Les événements qui se passaient en Flandre, a cette époque, devaient favoriser une émigration. Nous avons vu quelle longue crise commerciale y suivit la défense d'exporter les laines anglaises; les métiers cessèrent de battre et un grand nombre d'ouvriers privés de travail durent quitter le pays. La France comptait encore en Flandre, surtout dans la féodalité, un parti puissant; dès 1297, Jean d'Avesnes avait enjoint à ses monnayers de se conformer en tout aux usages de France, pour les monnaies frappées dans ses villes, et il est présumable qu'il ne chercha nullement à entraver le départ pour la France des ouvriers tapissiers d'Ath et de Tournay. Mais on ne peut rien préciser à ce sujet; faute de titres sérieux et authentiques, l'historien est réduit aux conjectures. Un fait qui s'est produit à la même époque, dans des circonstances analogues, semble confirmer l'opinion que nous émettons, d'une émigration d'ouvriers Flamands dans la Marche, au XIVe siècle. D'après un mémoire présenté au Congrès de Cherbourg (1860, tome Ier, p. 680), ce serait sous les auspices d'une princesse de Flandre, épouse d'un comte de Laval, que des ouvriers flamands fondèrent dans le Maine les fabriques de toiles qui constituent la principale industrie de ce pays.

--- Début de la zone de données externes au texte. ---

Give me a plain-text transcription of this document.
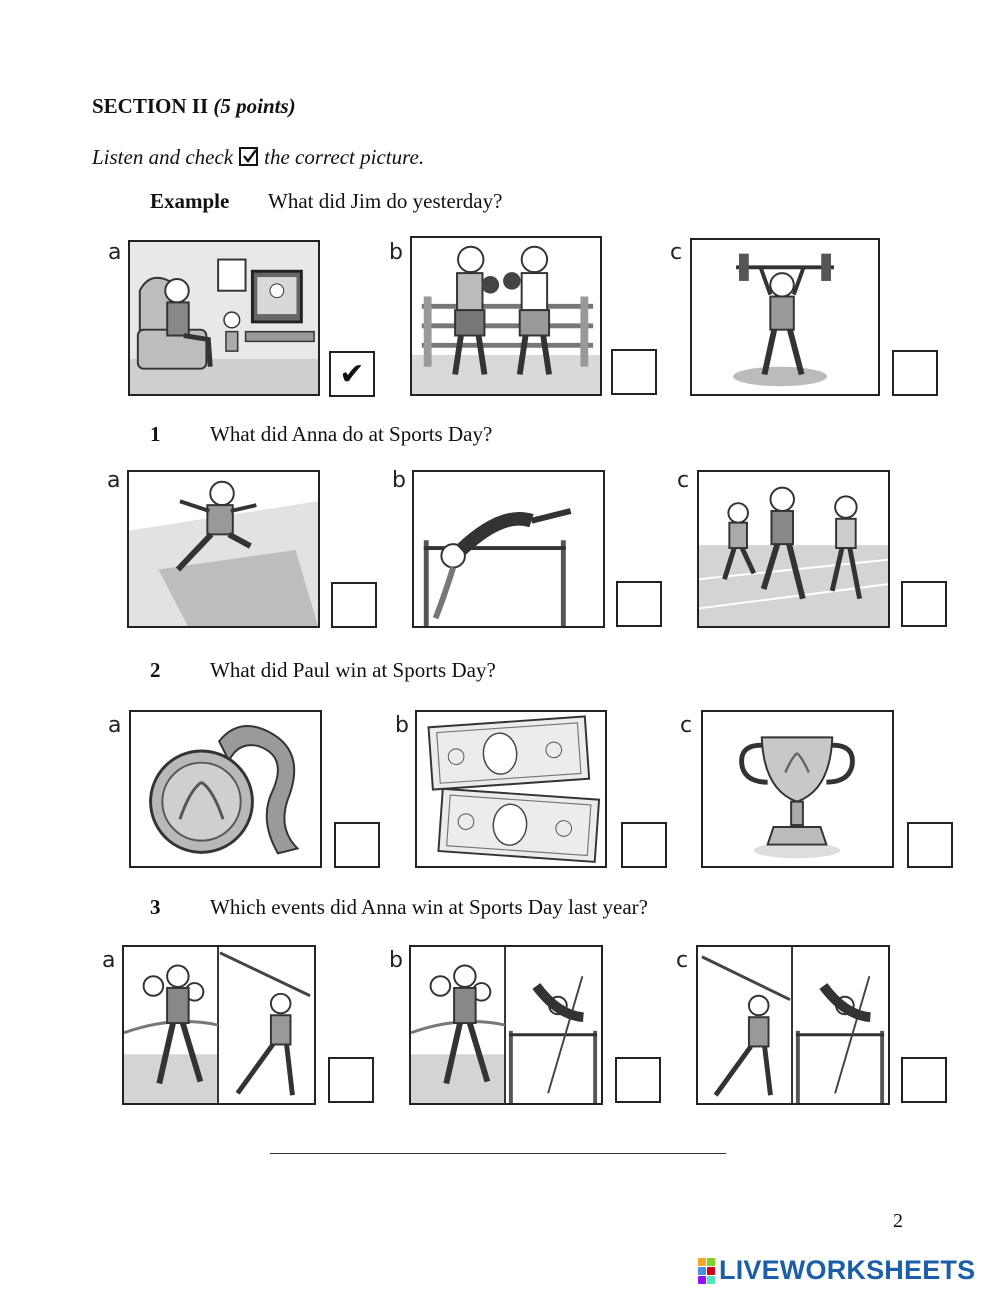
SECTION II (5 points)
Listen and check the correct picture.
Example	What did Jim do yesterday?
a
✔
b	c
1	What did Anna do at Sports Day?
a	b	c
2	What did Paul win at Sports Day?
a	b	c
3	Which events did Anna win at Sports Day last year?
a	b	c
2
LIVEWORKSHEETS
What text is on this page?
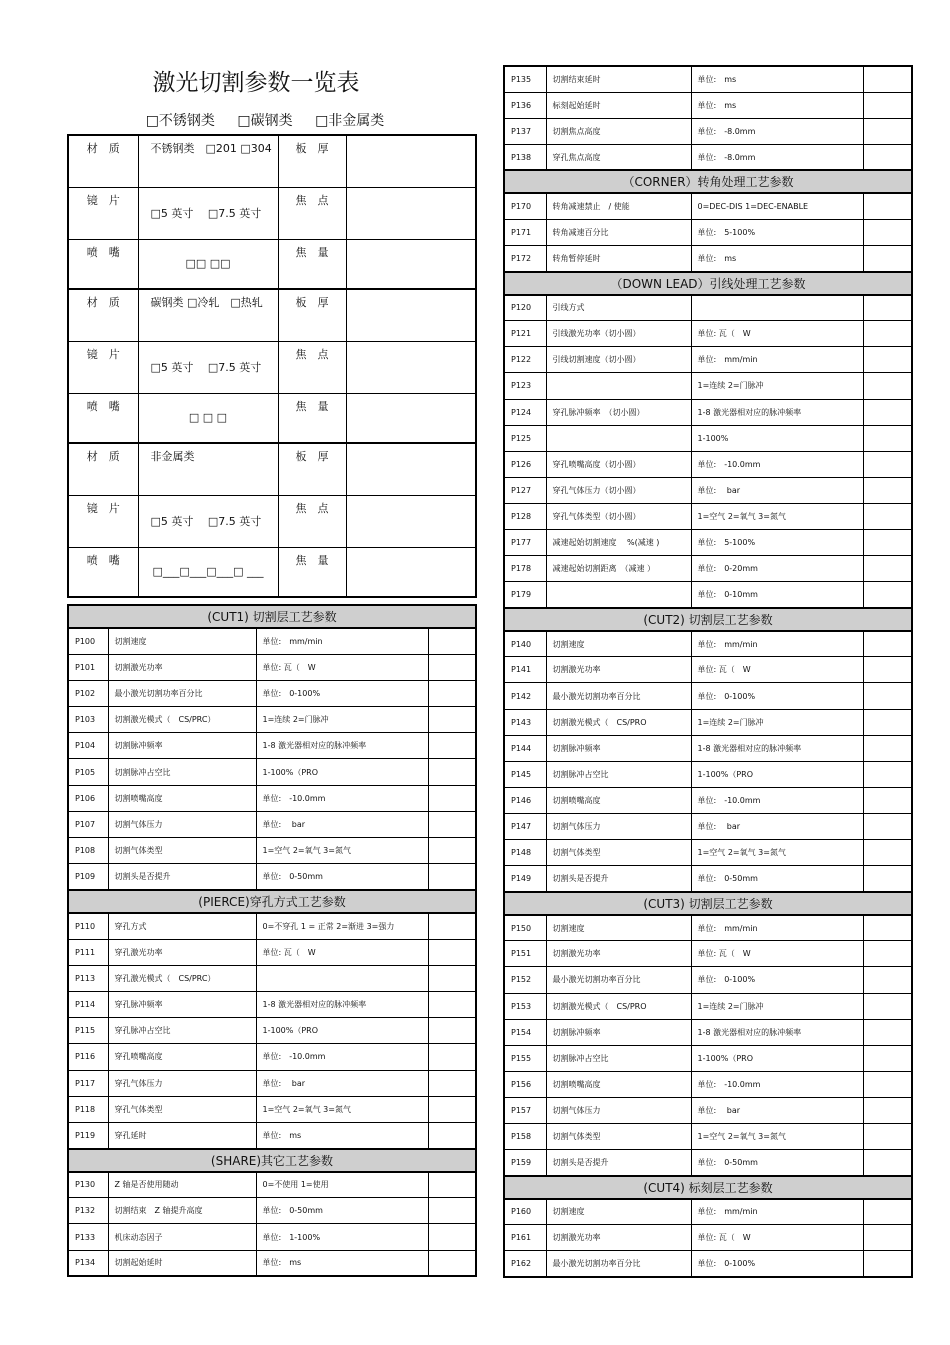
激光切割参数一览表
□不锈钢类 □碳钢类 □非金属类
材　质	不锈钢类　□201 □304	板　厚	
镜　片	□5 英寸　 □7.5 英寸	焦　点	
喷　嘴	□□ □□	焦　量	
材　质	碳钢类 □冷轧　□热轧	板　厚	
镜　片	□5 英寸　 □7.5 英寸	焦　点	
喷　嘴	□ □ □	焦　量	
材　质	非金属类	板　厚	
镜　片	□5 英寸　 □7.5 英寸	焦　点	
喷　嘴	□___□___□___□ ___	焦　量	
(CUT1) 切割层工艺参数			
P100	切割速度	单位:　mm/min	
P101	切割激光功率	单位: 瓦（　W	
P102	最小激光切割功率百分比	单位:　0-100%	
P103	切割激光模式（　CS/PRC）	1=连续 2=门脉冲	
P104	切割脉冲频率	1-8 激光器相对应的脉冲频率	
P105	切割脉冲占空比	1-100%（PRO	
P106	切割喷嘴高度	单位:　-10.0mm	
P107	切割气体压力	单位:　 bar	
P108	切割气体类型	1=空气 2=氧气 3=氮气	
P109	切割头是否提升	单位:　0-50mm	
(PIERCE)穿孔方式工艺参数			
P110	穿孔方式	0=不穿孔 1 = 正常 2=渐进 3=强力	
P111	穿孔激光功率	单位: 瓦（　W	
P113	穿孔激光模式（　CS/PRC）		
P114	穿孔脉冲频率	1-8 激光器相对应的脉冲频率	
P115	穿孔脉冲占空比	1-100%（PRO	
P116	穿孔喷嘴高度	单位:　-10.0mm	
P117	穿孔气体压力	单位:　 bar	
P118	穿孔气体类型	1=空气 2=氧气 3=氮气	
P119	穿孔延时	单位:　ms	
(SHARE)其它工艺参数			
P130	Z 轴是否使用随动	0=不使用 1=使用	
P132	切割结束　Z 轴提升高度	单位:　0-50mm	
P133	机床动态因子	单位:　1-100%	
P134	切割起始延时	单位:　ms	
P135	切割结束延时	单位:　ms	
P136	标刻起始延时	单位:　ms	
P137	切割焦点高度	单位:　-8.0mm	
P138	穿孔焦点高度	单位:　-8.0mm	
（CORNER）转角处理工艺参数			
P170	转角减速禁止　/ 使能	0=DEC-DIS 1=DEC-ENABLE	
P171	转角减速百分比	单位:　5-100%	
P172	转角暂停延时	单位:　ms	
（DOWN LEAD）引线处理工艺参数			
P120	引线方式		
P121	引线激光功率（切小圆）	单位: 瓦（　W	
P122	引线切割速度（切小圆）	单位:　mm/min	
P123		1=连续 2=门脉冲	
P124	穿孔脉冲频率　（切小圆）	1-8 激光器相对应的脉冲频率	
P125		1-100%	
P126	穿孔喷嘴高度（切小圆）	单位:　-10.0mm	
P127	穿孔气体压力（切小圆）	单位:　 bar	
P128	穿孔气体类型（切小圆）	1=空气 2=氧气 3=氮气	
P177	减速起始切割速度　 %(减速 )	单位:　5-100%	
P178	减速起始切割距离　（减速 ）	单位:　0-20mm	
P179		单位:　0-10mm	
(CUT2) 切割层工艺参数			
P140	切割速度	单位:　mm/min	
P141	切割激光功率	单位: 瓦（　W	
P142	最小激光切割功率百分比	单位:　0-100%	
P143	切割激光模式（　CS/PRO	1=连续 2=门脉冲	
P144	切割脉冲频率	1-8 激光器相对应的脉冲频率	
P145	切割脉冲占空比	1-100%（PRO	
P146	切割喷嘴高度	单位:　-10.0mm	
P147	切割气体压力	单位:　 bar	
P148	切割气体类型	1=空气 2=氧气 3=氮气	
P149	切割头是否提升	单位:　0-50mm	
(CUT3) 切割层工艺参数			
P150	切割速度	单位:　mm/min	
P151	切割激光功率	单位: 瓦（　W	
P152	最小激光切割功率百分比	单位:　0-100%	
P153	切割激光模式（　CS/PRO	1=连续 2=门脉冲	
P154	切割脉冲频率	1-8 激光器相对应的脉冲频率	
P155	切割脉冲占空比	1-100%（PRO	
P156	切割喷嘴高度	单位:　-10.0mm	
P157	切割气体压力	单位:　 bar	
P158	切割气体类型	1=空气 2=氧气 3=氮气	
P159	切割头是否提升	单位:　0-50mm	
(CUT4) 标刻层工艺参数			
P160	切割速度	单位:　mm/min	
P161	切割激光功率	单位: 瓦（　W	
P162	最小激光切割功率百分比	单位:　0-100%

Une preuve certaine que Louis de Bourbon s'intéressait à la prospérité d'Aubusson, c'est qu'en 1331, il confirma les privilèges accordés par Hugues XII de Lusignan en 1262; à tous ceux qui viendraient habiter cette ville.
Les années qui suivirent ouvrirent la période la plus brillante qu'ait traversée la Flandre, en même temps qu'elles furent l'ère la plus désastreuse de la France. Ce n'est pas alors que les artisans de Bruges et d'Arras auraient quitté des villes, où le travail surabondait, pour venir s'établir dans un pays livré à toutes les horreurs de la guerre, et aux fléaux qui en sont la suite. La Marche fut cruellement éprouvée ; la peste noire et la famine moissonnaient ceux que le fer des Anglais avait épargnés, et pendant les années de trêve, des bandes d'aventuriers, anglais, français, bourguignons, gascons, etc., promenaient dans la contrée le meurtre et le pillage.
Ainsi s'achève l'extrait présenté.